Bearish pressure continue to reign for the US 10Y Treasury Note, even though weak economic numbers over the weekend should have driven yields higher. To be fair, 10Y prices did rally higher but the magnitude of the increase is minute compared to the slide seen in most risk correlated assets. For the most part, prices did not even manage to push clear away from the rebound high post NFP Friday, while the latest bullish push that promised some headway got snuffed out quickly, with prices falling down relatively sharply after hitting resistance in the form of the descending Channel Bottom. All this points to the fact that bears are currently in charge, and should risk-off sentiment dissipate, we could see strong bearish momentum rising.

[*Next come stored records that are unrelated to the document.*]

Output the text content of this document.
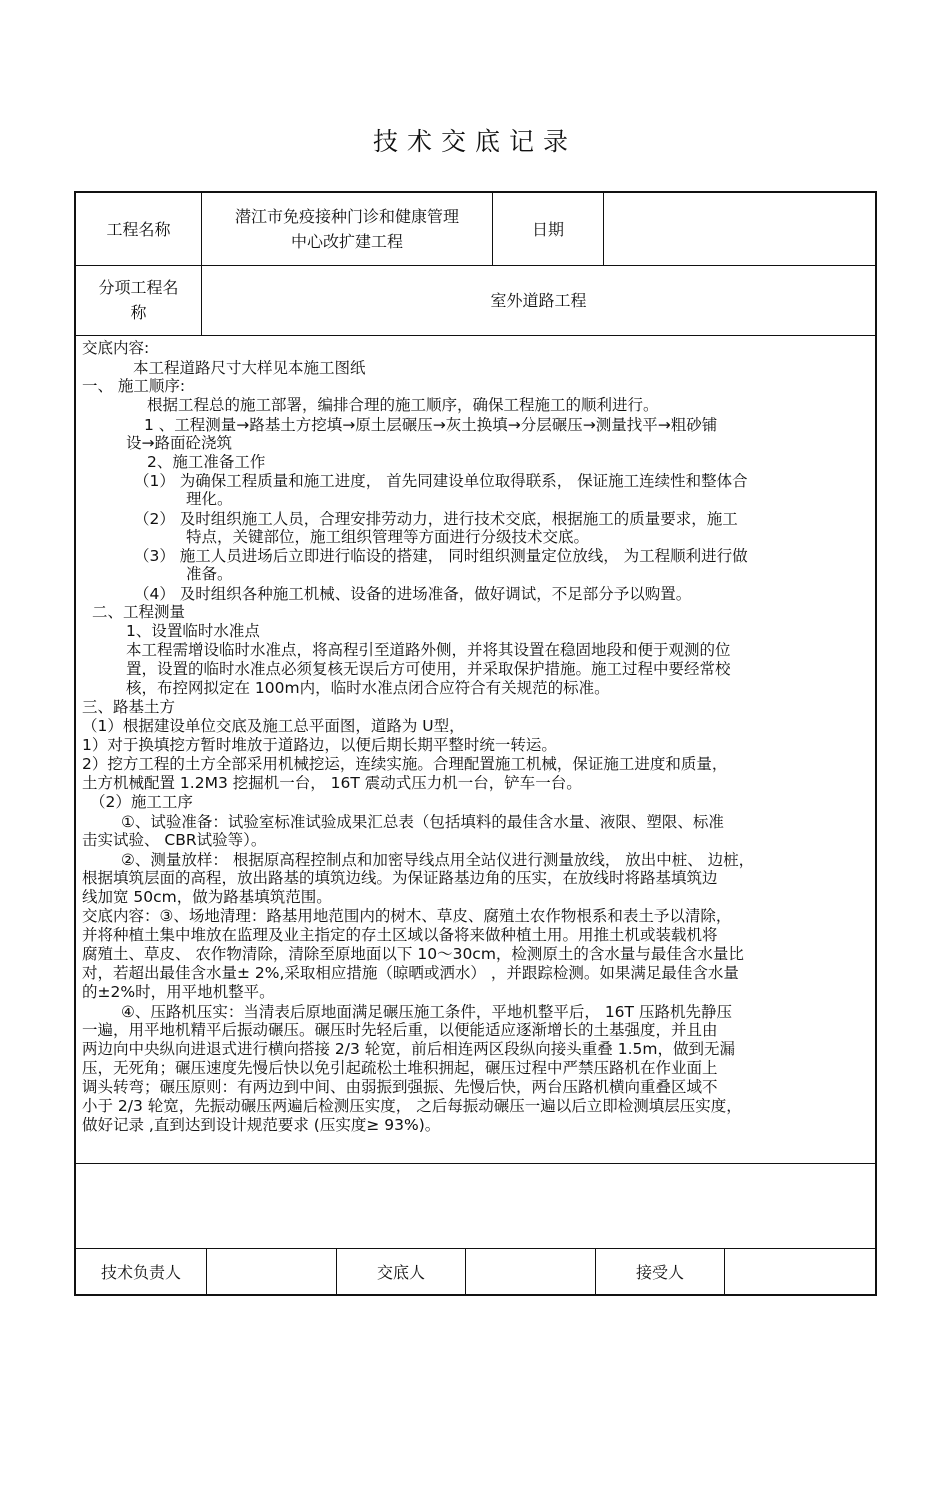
技术交底记录
工程名称
潜江市免疫接种门诊和健康管理
中心改扩建工程
日期
分项工程名
称
室外道路工程

交底内容:

本工程道路尺寸大样见本施工图纸

一、 施工顺序:

根据工程总的施工部署，编排合理的施工顺序，确保工程施工的顺利进行。

1 、工程测量→路基土方挖填→原土层碾压→灰土换填→分层碾压→测量找平→粗砂铺

设→路面砼浇筑

2、施工准备工作

（1） 为确保工程质量和施工进度， 首先同建设单位取得联系， 保证施工连续性和整体合

理化。

（2） 及时组织施工人员，合理安排劳动力，进行技术交底，根据施工的质量要求，施工

特点，关键部位，施工组织管理等方面进行分级技术交底。

（3） 施工人员进场后立即进行临设的搭建， 同时组织测量定位放线， 为工程顺利进行做

准备。

（4） 及时组织各种施工机械、设备的进场准备，做好调试，不足部分予以购置。

二、工程测量

1、设置临时水准点

本工程需增设临时水准点，将高程引至道路外侧，并将其设置在稳固地段和便于观测的位

置，设置的临时水准点必须复核无误后方可使用，并采取保护措施。施工过程中要经常校

核，布控网拟定在 100m内，临时水准点闭合应符合有关规范的标准。

三、路基土方

（1）根据建设单位交底及施工总平面图，道路为 U型，

1）对于换填挖方暂时堆放于道路边，以便后期长期平整时统一转运。

2）挖方工程的土方全部采用机械挖运，连续实施。合理配置施工机械，保证施工进度和质量，

土方机械配置 1.2M3 挖掘机一台， 16T 震动式压力机一台，铲车一台。

（2）施工工序

①、试验准备：试验室标准试验成果汇总表（包括填料的最佳含水量、液限、塑限、标准

击实试验、 CBR试验等）。

②、测量放样： 根据原高程控制点和加密导线点用全站仪进行测量放线， 放出中桩、 边桩，

根据填筑层面的高程，放出路基的填筑边线。为保证路基边角的压实，在放线时将路基填筑边

线加宽 50cm，做为路基填筑范围。

交底内容：③、场地清理：路基用地范围内的树木、草皮、腐殖土农作物根系和表土予以清除，

并将种植土集中堆放在监理及业主指定的存土区域以备将来做种植土用。用推土机或装载机将

腐殖土、草皮、 农作物清除，清除至原地面以下 10～30cm，检测原土的含水量与最佳含水量比

对，若超出最佳含水量± 2%,采取相应措施（晾晒或洒水） ，并跟踪检测。如果满足最佳含水量

的±2%时，用平地机整平。

④、压路机压实：当清表后原地面满足碾压施工条件，平地机整平后， 16T 压路机先静压

一遍，用平地机精平后振动碾压。碾压时先轻后重，以便能适应逐渐增长的土基强度，并且由

两边向中央纵向进退式进行横向搭接 2/3 轮宽，前后相连两区段纵向接头重叠 1.5m，做到无漏

压，无死角；碾压速度先慢后快以免引起疏松土堆积拥起，碾压过程中严禁压路机在作业面上

调头转弯；碾压原则：有两边到中间、由弱振到强振、先慢后快，两台压路机横向重叠区域不

小于 2/3 轮宽，先振动碾压两遍后检测压实度， 之后每振动碾压一遍以后立即检测填层压实度，

做好记录 ,直到达到设计规范要求 (压实度≥ 93%)。

技术负责人	交底人	接受人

Why the strong bearish sentiment though? The market is slowly coming to realize that the QE taper is here to stay, and this will naturally lead to lower Treasury prices (higher yields) in the near future. The Fed's Plosser affirmed this thinking today as well, saying that the hurdle for changing the pace of taper is high after stating that last Friday's NFP numbers was "encouraging". Whether we agree with Plosser's view that the NFP number is good (economists' consensus is that the US economy will need to produce 190K jobs each month consistently to pull itself out of this crisis), it is clear that the Fed will continue to taper unless the sky starts falling and that is not going to happen anytime soon.
Weekly Chart
What does this mean for long-term direction? 124.0 is an obvious bearish target for now, but over the longer-term we should be able to expect prices to break 124.0 support and head even lower which will translate to a break of 3.0% implied yield. Stochastic readings agree as well, and it is likely that the Stoch curve would have further space to run when 124.0 is broken. That being said, market sentiment is a very fickle thing. We have had 2 tests of 124.0 in the past 6 months which both ultimately failed. The 1st test is more understandable as the market was still relatively unsure whether Bernanke would really cut QE purchases during his final few months in charge. However, the 2nd failure is more inexplicable as tapering has already started. It is clear that 124.0 is a strong, significant line in the sand that bulls are defending to the death and we should not expect an easy fight in the near-term even though fundamentals support higher yields (lower prices) moving forward.